Me ha pasado esto, y sí, es una porquería. Una tarjeta SD se estropea, o borras la carpeta equivocada, o la cámara de repente dice que la tarjeta necesita formatearse. Si la tarjeta en sí no está agrietada, doblada o muerta a nivel de hardware, el software de recuperación suele ser tu mejor opción.
Lo primero: deja de escribir cualquier cosa en la tarjeta. No más fotos. No más vídeo. No copies archivos en ella. Aprendí esto por las malas hace años con una tarjeta de vacaciones: una tanda más de fotos y parte de lo anterior desapareció para siempre. Los datos nuevos sobrescriben los datos antiguos, y una vez sobrescritos, se acabó.
Lo segundo: si tu cámara o tu ordenador muestran un aviso para formatear, no lo aceptes. Deja la tarjeta en paz. Apártala hasta que estés listo para escanearla en un ordenador con un lector de tarjetas. Yo no haría la recuperación a través de la conexión de la cámara si tuviera otra opción.

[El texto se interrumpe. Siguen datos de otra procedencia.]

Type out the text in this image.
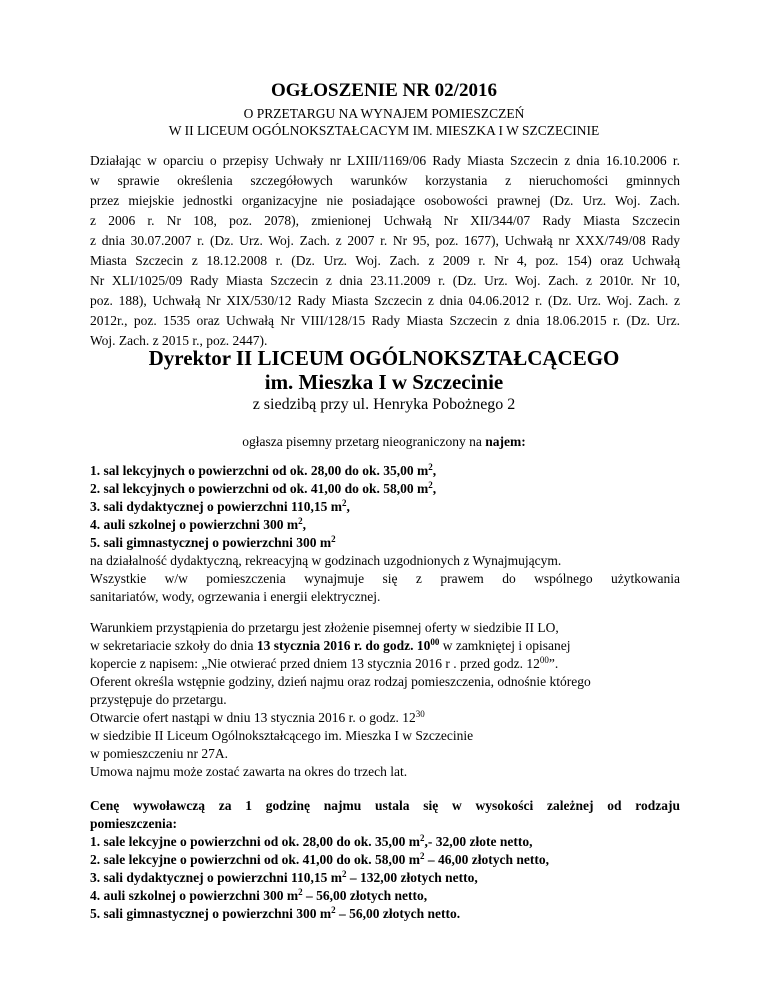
OGŁOSZENIE NR 02/2016
O PRZETARGU NA WYNAJEM POMIESZCZEŃ
W II LICEUM OGÓLNOKSZTAŁCACYM IM. MIESZKA I W SZCZECINIE
Działając w oparciu o przepisy Uchwały nr LXIII/1169/06 Rady Miasta Szczecin z dnia 16.10.2006 r.
w sprawie określenia szczegółowych warunków korzystania z nieruchomości gminnych
przez miejskie jednostki organizacyjne nie posiadające osobowości prawnej (Dz. Urz. Woj. Zach.
z 2006 r. Nr 108, poz. 2078), zmienionej Uchwałą Nr XII/344/07 Rady Miasta Szczecin
z dnia 30.07.2007 r. (Dz. Urz. Woj. Zach. z 2007 r. Nr 95, poz. 1677), Uchwałą nr XXX/749/08 Rady
Miasta Szczecin z 18.12.2008 r. (Dz. Urz. Woj. Zach. z 2009 r. Nr 4, poz. 154) oraz Uchwałą
Nr XLI/1025/09 Rady Miasta Szczecin z dnia 23.11.2009 r. (Dz. Urz. Woj. Zach. z 2010r. Nr 10,
poz. 188), Uchwałą Nr XIX/530/12 Rady Miasta Szczecin z dnia 04.06.2012 r. (Dz. Urz. Woj. Zach. z
2012r., poz. 1535 oraz Uchwałą Nr VIII/128/15 Rady Miasta Szczecin z dnia 18.06.2015 r. (Dz. Urz.
Woj. Zach. z 2015 r., poz. 2447).
Dyrektor II LICEUM OGÓLNOKSZTAŁCĄCEGO
im. Mieszka I w Szczecinie
z siedzibą przy ul. Henryka Pobożnego 2
ogłasza pisemny przetarg nieograniczony na najem:
1. sal lekcyjnych o powierzchni od ok. 28,00 do ok. 35,00 $m^2$,
2. sal lekcyjnych o powierzchni od ok. 41,00 do ok. 58,00 $m^2$,
3. sali dydaktycznej o powierzchni 110,15 $m^2$,
4. auli szkolnej o powierzchni 300 $m^2$,
5. sali gimnastycznej o powierzchni 300 $m^2$
na działalność dydaktyczną, rekreacyjną w godzinach uzgodnionych z Wynajmującym.
Wszystkie w/w pomieszczenia wynajmuje się z prawem do wspólnego użytkowania
sanitariatów, wody, ogrzewania i energii elektrycznej.
Warunkiem przystąpienia do przetargu jest złożenie pisemnej oferty w siedzibie II LO,
w sekretariacie szkoły do dnia 13 stycznia 2016 r. do godz. $10^{00}$ w zamkniętej i opisanej
kopercie z napisem: „Nie otwierać przed dniem 13 stycznia 2016 r . przed godz. $12^{00}$”.
Oferent określa wstępnie godziny, dzień najmu oraz rodzaj pomieszczenia, odnośnie którego
przystępuje do przetargu.
Otwarcie ofert nastąpi w dniu 13 stycznia 2016 r. o godz. $12^{30}$
w siedzibie II Liceum Ogólnokształcącego im. Mieszka I w Szczecinie
w pomieszczeniu nr 27A.
Umowa najmu może zostać zawarta na okres do trzech lat.
Cenę wywoławczą za 1 godzinę najmu ustala się w wysokości zależnej od rodzaju
pomieszczenia:
1. sale lekcyjne o powierzchni od ok. 28,00 do ok. 35,00 $m^2,-$ 32,00 złote netto,
2. sale lekcyjne o powierzchni od ok. 41,00 do ok. 58,00 $m^2 - 46,00$ złotych netto,
3. sali dydaktycznej o powierzchni 110,15 $m^2 - 132,00$ złotych netto,
4. auli szkolnej o powierzchni 300 $m^2 - 56,00$ złotych netto,
5. sali gimnastycznej o powierzchni 300 $m^2 - 56,00$ złotych netto.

Estas son las herramientas que yo miraría primero:
- Disk Drill. Esta es la que recomendaría a la mayoría de la gente, sobre todo porque es más fácil de usar y maneja bien la recuperación de fotos y vídeos. Puedes obtener vistas previas de los archivos antes de pagar, lo que una vez me ahorró perder el tiempo, y admite formatos RAW de cámara como CR2, NEF y ARW. La parte que más me gustó es su modo de Recuperación Avanzada de Cámara. Eso importa si tus archivos perdidos son de una GoPro, un dron, una cámara sin espejo o cualquier otra cosa que escriba archivos de vídeo fragmentados. Algunas aplicaciones encuentran los fragmentos pero devuelven clips rotos. Esta suele hacerlo mejor al volver a unir esas piezas en algo reproducible. En Windows, además, te da hasta 100 MB de recuperación gratuita.
- PhotoRec. Gratis, de código abierto, sin límite de recuperación. Funciona. Lo he usado cuando no me apetecía pagar por nada. La pega es que la interfaz se siente antigua y tosca, y tus archivos recuperados a menudo vuelven con nombres genéricos y sin estructura de carpetas. Si recuperas 2.000 imágenes, pasarás un buen rato ordenándolas.
- R-Studio y UFS Explorer. Estas son herramientas más serias. Buenas herramientas también. Las usaría si necesitara un control más fino o si la tarjeta tuviera daños en el sistema de archivos, pero no son el lugar más amigable para empezar si nunca has tocado software de recuperación.
Si quieres la ruta menos molesta, yo empezaría con Disk Drill. En las tarjetas SD, el gran problema es la fragmentación de vídeo. Las cámaras y los drones dividen los datos de formas desordenadas, y mucho software ve las piezas sin reconstruirlas correctamente. Si tu objetivo es recuperar metraje que puedas abrir y usar, esto importa más que una pantalla bonita con resultados de escaneo.
Un error que comete la gente, yo también lo hice una vez, es guardar los archivos recuperados en la misma tarjeta SD. No lo hagas. Guarda todo en la unidad interna de tu ordenador o en otra unidad externa. Si escribes los datos recuperados en la tarjeta original, te arriesgas a borrar otros archivos que todavía siguen ahí sin recuperar.
Si la tarjeta se desconecta al azar, lee lento, da errores o parece inestable, yo haría primero una imagen completa y escanearía la imagen en lugar de la tarjeta en sí. Menos desgaste, menos riesgo. Es una mejor jugada si la tarjeta parece estar en las últimas.
Así que sí, ve con calma. Pon la tarjeta en un lector, escanéala, previsualiza lo que aparezca y recupéralo en otra unidad. He visto tarjetas recuperarse de situaciones peores de lo que esperaba, así que no la des por perdida demasiado rápido.